Düşünce özgürlüğü bireyseldir ve her bireyin kendi öznel yeteneği olarak görülebilir. Bu özgürlük, insanların kendi düşüncelerini oluşturma, değerlendirme ve diğer insanlarla paylaşma özgürlüğünü içerir.
Bilgi edinmek için duyumlarla başlayan bir süreçte, bilinçte işlenip, düşüncede üretilen ve uygulamada gerçekleşen bir süreç vardır. Bu süreç sonunda bilgi elde edilir ve düşünceler dışa vurulacak olgunluğa erişir.
Ancak gerçeğe ulaşabilmek için, kişinin düşüncelerini toplumun ve kültürün etkilerinden arınmış ve ön yargısız bir şekilde üretme yeteneğine sahip olması gerekmektedir. Ön yargılar ve dış etkenler düşünce sürecini etkileyebileceğinden, bireyin kendini yansızca değerlendirmesi ve düşüncelerini sorgulayabilmesi önemlidir.
Ancak düşünce özgürlüğünün önünde iki temel engel bulunmaktadır. Bunlardan ilki, insana sosyal öğrenme yoluyla küçük yaşlarda aktarılan dogmalardır. Dogmalar, insanların düşüncelerini sınırlayabilir, gerçekleri aramayı zorlaştırabilir.
Diğer bir engel ise insanın aklını yeterince kullanamamasıdır. Aklın potansiyelini tam olarak gerçekleştirmek için sürekli olarak araştırmak, bilgi edinmek ve düşünce özgürlüğünü korkusuzca savunmak gereklidir.
Demokratik bir hak olarak özgür düşünce, toplumsal hoşgörü yanı sıra bilim, sanat, felsefe, politika ve diğer alanlarda yenilikçi bakış açılarını ve dolayısıyla toplumsal değişimi destekler.
İnsan olmanın gereği olarak bilgi edinme özgürlüğüne, düşünce özgürlüğüne ve düşünceyi paylaşma özgürlüğüne önem vermek gerekir. Bireysel ve toplumsal özgürlüklerin önündeki engelleri aşmak için düşünen her birey, özgürlük arayışını yürekli bir eyleme dönüştürmek için çaba göstermelidir.
Bu çaba, insanlık kariyeri adına özgürce düşünme, düşünceleri dile getirme, aklın güçlenip yetkinleşmesine katkıda bulunma ve böylece geleceğe umutla bakma çabasıdır.
Yetkinleşmek, belirli bir alanda bilgi, beceri ve deneyim kazanmak; ustalık düzeyinde etkili ve başarılı olmak anlamına gelir. Akıl, özgür düşünceyi desteklerken, özgür düşünce de yetkinlik için gerekli olan fikir ve perspektifleri geliştirir.

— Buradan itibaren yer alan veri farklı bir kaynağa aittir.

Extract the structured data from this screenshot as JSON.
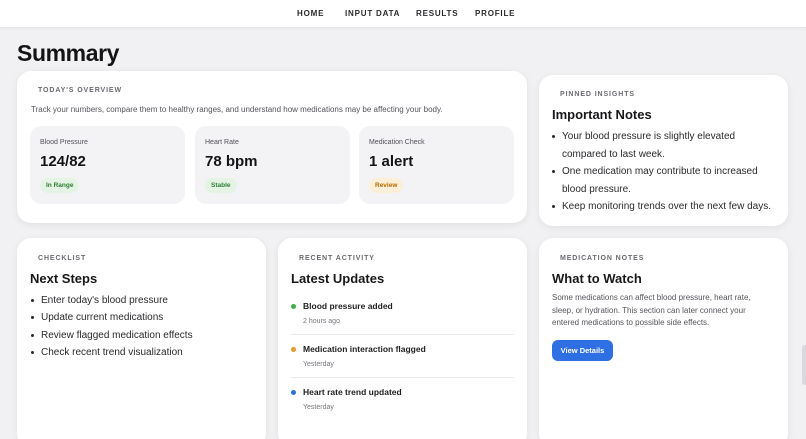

İnsanlık kariyerinde yetkinleşmek için hoşgörü, empati ve nezaket göstermek, yürekli, dürüst, cömert, saygılı, açık fikirli olmak ve hatalardan ders alıp gelişmeye istekli olmak önemlidir. Ancak bu yolla derin bir anlayışa, güçlü bir adalet duygusuna ve bilinçli kararlar alma becerisine sahip olabiliriz.